I snarled, "Buddy, you just said the wrong thing."

I let the anger Ortega's words had ignited flood down through my arm. A cloud of scarlet sparks erupted against the mordite sphere, and it started creeping the other way.

Ortega's face became strained, his breathing heavier. He didn't waste any effort on words now. His eyes darkened until they were entirely black and inhuman. There were ripples, here and there, under the surface of his skin-the flesh mask that contained the vaguely batlike monster those of the Red Court really were. The monstrous Ortega, the true Ortega, stirred underneath the false human shell. And he was afraid.

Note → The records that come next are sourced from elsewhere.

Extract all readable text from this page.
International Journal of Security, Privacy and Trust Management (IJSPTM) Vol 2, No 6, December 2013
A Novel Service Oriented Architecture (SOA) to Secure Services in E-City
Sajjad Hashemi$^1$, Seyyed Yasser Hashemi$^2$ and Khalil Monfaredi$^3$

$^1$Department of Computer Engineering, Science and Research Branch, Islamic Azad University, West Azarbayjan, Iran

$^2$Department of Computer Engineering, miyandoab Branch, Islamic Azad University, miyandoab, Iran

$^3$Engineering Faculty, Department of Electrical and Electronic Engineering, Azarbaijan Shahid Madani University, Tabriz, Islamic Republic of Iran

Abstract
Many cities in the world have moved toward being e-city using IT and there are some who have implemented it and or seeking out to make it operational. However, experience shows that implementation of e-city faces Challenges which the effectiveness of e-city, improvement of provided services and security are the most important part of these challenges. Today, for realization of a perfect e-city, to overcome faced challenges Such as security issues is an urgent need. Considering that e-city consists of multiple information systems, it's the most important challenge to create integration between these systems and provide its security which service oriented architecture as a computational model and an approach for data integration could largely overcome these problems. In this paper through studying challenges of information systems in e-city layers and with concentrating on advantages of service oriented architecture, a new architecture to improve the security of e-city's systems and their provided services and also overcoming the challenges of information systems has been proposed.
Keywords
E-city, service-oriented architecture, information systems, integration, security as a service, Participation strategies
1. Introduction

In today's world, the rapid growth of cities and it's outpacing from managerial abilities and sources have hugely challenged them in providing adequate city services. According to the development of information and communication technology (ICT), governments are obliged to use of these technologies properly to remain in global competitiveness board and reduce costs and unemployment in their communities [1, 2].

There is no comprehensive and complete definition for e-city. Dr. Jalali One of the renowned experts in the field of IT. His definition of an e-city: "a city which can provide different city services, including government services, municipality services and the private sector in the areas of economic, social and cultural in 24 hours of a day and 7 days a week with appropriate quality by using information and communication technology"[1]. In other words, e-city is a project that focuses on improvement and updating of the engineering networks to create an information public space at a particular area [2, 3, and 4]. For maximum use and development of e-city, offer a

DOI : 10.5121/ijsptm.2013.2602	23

The sphere crept closer. Ortega renewed his efforts with another war cry. But the sphere made it to the midway point, and got closer to him.

"Fool," Ortega said in a gasp.

"Murderer," I said, and shoved the sphere another foot closer to him.

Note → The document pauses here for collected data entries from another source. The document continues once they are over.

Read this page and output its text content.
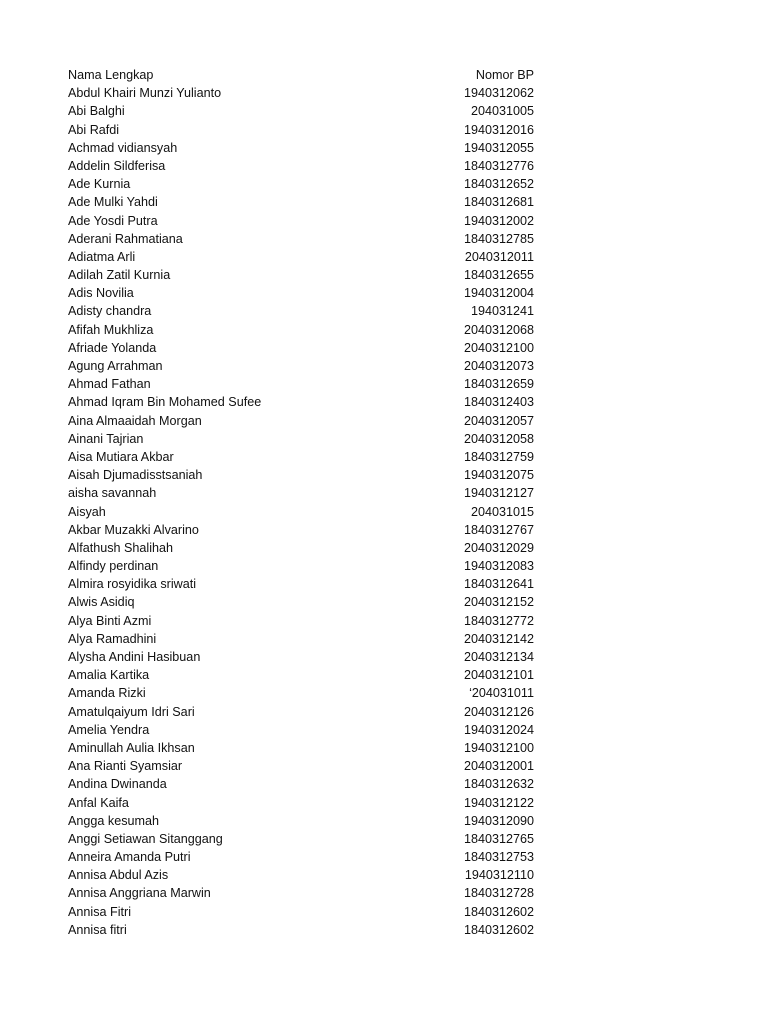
Nama Lengkap	Nomor BP
Abdul Khairi Munzi Yulianto	1940312062
Abi Balghi	204031005
Abi Rafdi	1940312016
Achmad vidiansyah	1940312055
Addelin Sildferisa	1840312776
Ade Kurnia	1840312652
Ade Mulki Yahdi	1840312681
Ade Yosdi Putra	1940312002
Aderani Rahmatiana	1840312785
Adiatma Arli	2040312011
Adilah Zatil Kurnia	1840312655
Adis Novilia	1940312004
Adisty chandra	194031241
Afifah Mukhliza	2040312068
Afriade Yolanda	2040312100
Agung Arrahman	2040312073
Ahmad Fathan	1840312659
Ahmad Iqram Bin Mohamed Sufee	1840312403
Aina Almaaidah Morgan	2040312057
Ainani Tajrian	2040312058
Aisa Mutiara Akbar	1840312759
Aisah Djumadisstsaniah	1940312075
aisha savannah	1940312127
Aisyah	204031015
Akbar Muzakki Alvarino	1840312767
Alfathush Shalihah	2040312029
Alfindy perdinan	1940312083
Almira rosyidika sriwati	1840312641
Alwis Asidiq	2040312152
Alya Binti Azmi	1840312772
Alya Ramadhini	2040312142
Alysha Andini Hasibuan	2040312134
Amalia Kartika	2040312101
Amanda Rizki	‘204031011
Amatulqaiyum Idri Sari	2040312126
Amelia Yendra	1940312024
Aminullah Aulia Ikhsan	1940312100
Ana Rianti Syamsiar	2040312001
Andina Dwinanda	1840312632
Anfal Kaifa	1940312122
Angga kesumah	1940312090
Anggi Setiawan Sitanggang	1840312765
Anneira Amanda Putri	1840312753
Annisa Abdul Azis	1940312110
Annisa Anggriana Marwin	1840312728
Annisa Fitri	1840312602
Annisa fitri	1840312602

His jaw clenched harder, the muscles in his face bulging. "You'll destroy us all."

"Starting with you." The sphere darted a little nearer.

"You are a selfish, self-righteous madman."

"You murder and enslave children," I said. I shoved the mordite sphere to within a foot of him. "You threaten the people I love." I shoved it closer still. "How does it feel, Ortega. Being too weak to protect yourself. How does it feel to know you are about to die?"

In answer, a slow smile crept over his face. His shoulders moved a little, and I saw that one of his arms hung limply at his side, like an empty sleeve. A small bulge appeared just to one side of his stomach, like a gun being held in an overcoat pocket.

I stared at it in shock. He'd pulled his real arm out of the flesh mask. He was holding a gun on me.

"How does it feel?" Ortega asked, voice very quiet. "Why don't you tell me?"